Most games try to do the first and at least one of the latter. Take a sympathetic character and place them in a suspenseful situation, or take a suspenseful situation and blow shit up around it; by casting a wide net like that, you make more people interested in your story. Wither, and independent narrative games on the whole, tend to focus on just one aspect: the mystery. Things happen for no reason. Weird things occur just around the fringes of your eyes, so that you’re never quite sure, never quite settled into the story being told. They are video game magical realism.

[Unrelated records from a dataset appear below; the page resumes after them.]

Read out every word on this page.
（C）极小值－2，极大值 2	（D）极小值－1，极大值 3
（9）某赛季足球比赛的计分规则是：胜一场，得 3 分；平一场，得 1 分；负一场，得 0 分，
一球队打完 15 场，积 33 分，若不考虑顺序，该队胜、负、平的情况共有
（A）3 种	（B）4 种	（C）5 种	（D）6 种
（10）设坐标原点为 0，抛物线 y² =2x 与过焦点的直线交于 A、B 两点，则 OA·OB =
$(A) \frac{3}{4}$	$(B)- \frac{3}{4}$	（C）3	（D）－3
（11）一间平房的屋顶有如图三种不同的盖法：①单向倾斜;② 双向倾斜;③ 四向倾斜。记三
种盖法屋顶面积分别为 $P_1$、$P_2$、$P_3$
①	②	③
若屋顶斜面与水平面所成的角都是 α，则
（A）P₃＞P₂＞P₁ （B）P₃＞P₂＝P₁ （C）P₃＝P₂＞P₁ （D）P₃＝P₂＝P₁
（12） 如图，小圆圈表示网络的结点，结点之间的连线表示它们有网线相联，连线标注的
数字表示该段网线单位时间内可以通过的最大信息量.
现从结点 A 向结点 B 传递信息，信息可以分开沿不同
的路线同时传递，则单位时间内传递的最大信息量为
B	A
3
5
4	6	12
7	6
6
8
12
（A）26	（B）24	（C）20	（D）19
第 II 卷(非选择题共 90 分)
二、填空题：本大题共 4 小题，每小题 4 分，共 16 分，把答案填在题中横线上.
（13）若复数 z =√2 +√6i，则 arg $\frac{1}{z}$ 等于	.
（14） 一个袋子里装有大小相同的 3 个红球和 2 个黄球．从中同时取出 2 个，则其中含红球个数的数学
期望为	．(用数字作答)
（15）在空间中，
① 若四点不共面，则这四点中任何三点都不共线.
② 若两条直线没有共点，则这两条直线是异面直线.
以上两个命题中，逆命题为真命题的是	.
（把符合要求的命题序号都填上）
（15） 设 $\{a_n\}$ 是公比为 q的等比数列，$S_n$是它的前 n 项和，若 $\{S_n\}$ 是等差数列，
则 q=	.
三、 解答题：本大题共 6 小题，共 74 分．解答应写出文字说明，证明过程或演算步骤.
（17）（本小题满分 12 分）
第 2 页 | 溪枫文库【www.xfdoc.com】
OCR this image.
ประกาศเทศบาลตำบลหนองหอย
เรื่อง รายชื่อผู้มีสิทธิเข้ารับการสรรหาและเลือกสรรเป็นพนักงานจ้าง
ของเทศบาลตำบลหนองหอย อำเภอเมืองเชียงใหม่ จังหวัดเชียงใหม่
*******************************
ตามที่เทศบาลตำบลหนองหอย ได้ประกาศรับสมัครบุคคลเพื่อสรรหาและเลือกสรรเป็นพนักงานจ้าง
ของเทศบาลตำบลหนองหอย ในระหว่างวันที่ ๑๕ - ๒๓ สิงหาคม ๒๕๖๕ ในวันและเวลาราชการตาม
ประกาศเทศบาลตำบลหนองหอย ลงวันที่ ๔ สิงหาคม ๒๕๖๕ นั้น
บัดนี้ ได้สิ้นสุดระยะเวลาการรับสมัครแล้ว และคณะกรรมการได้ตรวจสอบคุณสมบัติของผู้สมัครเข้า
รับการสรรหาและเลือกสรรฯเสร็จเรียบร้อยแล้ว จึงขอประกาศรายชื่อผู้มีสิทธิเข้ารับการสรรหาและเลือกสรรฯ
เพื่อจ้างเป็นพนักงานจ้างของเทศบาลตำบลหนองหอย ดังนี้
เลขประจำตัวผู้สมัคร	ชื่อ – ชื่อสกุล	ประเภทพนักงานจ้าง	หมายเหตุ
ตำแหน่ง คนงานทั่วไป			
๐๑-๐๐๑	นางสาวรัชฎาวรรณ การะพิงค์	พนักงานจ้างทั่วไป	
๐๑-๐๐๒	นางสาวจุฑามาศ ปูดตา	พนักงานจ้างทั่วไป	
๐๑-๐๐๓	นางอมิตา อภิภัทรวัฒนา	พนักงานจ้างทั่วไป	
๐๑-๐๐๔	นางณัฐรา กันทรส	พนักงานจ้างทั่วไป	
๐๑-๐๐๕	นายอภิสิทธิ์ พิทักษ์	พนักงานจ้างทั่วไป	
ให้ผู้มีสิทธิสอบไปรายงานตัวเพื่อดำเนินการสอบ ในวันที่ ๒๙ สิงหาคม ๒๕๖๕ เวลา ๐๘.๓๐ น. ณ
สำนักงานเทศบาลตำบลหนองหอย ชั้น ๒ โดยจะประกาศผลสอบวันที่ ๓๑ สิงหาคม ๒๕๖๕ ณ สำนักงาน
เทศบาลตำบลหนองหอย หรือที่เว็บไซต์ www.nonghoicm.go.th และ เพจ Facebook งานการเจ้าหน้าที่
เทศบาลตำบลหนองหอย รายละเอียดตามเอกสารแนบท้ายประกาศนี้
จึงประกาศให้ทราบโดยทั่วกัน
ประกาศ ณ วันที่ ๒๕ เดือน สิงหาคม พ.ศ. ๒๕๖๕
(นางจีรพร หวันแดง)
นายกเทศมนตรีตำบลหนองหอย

There’s good reason for mystery: it’s evocative. When there are questions left unanswered, questions not even stated, then we feel compelled to keep playing because we want to know what’s going on. But, in general, our curiosity isn’t being sated: weird things keep happening, abstract things, and we’re told to draw conclusions from these actions. I mean, Wither enraptured me from the start, which has to be saying something about the game. Its story is compelling but, when you get to the end with so few points resolved, it begins to feel cheap.
Here’s where I make a point that I really did like the game. It’s successful, because it does its job well enough to make me think about these issues. Its story kept me engaged long enough to think it through, as opposed to the legion of other independent games that have drawn from the trough invented by Braid and followed up here. Tell a story deeply about something and then obscure it in the mists of metaphor.
I like “mystery” games. There’s definitely a place for ones as good as Wither in the world. But the type of narrative I find more gratifying is the one where it is a simple story well told. Games like Passage and Bastion, neither of which relies heavily on mystery, both connected with me on a deeper, more personal level than abstract wonders like Wither.* Wither entertained me with its mysterious nooks and crannies but, in the end, it didn’t resonate as powerfully because there was no clear, shining moment to resonate with. Every question the game asked was designed to keep you blindly stumbling forward, grasping for answers, and in the end the clarity isn’t there. Its light was hidden underneath a basket, and I couldn’t find enough clarity in it for it to really touch me.
*Yes, I know Passage is abstract graphically, but it’s narrative is not. There’s no room for interpretation; everyone who plays the game will experience the same actions and will build their response to it from the same narrative “soup”: the story of life.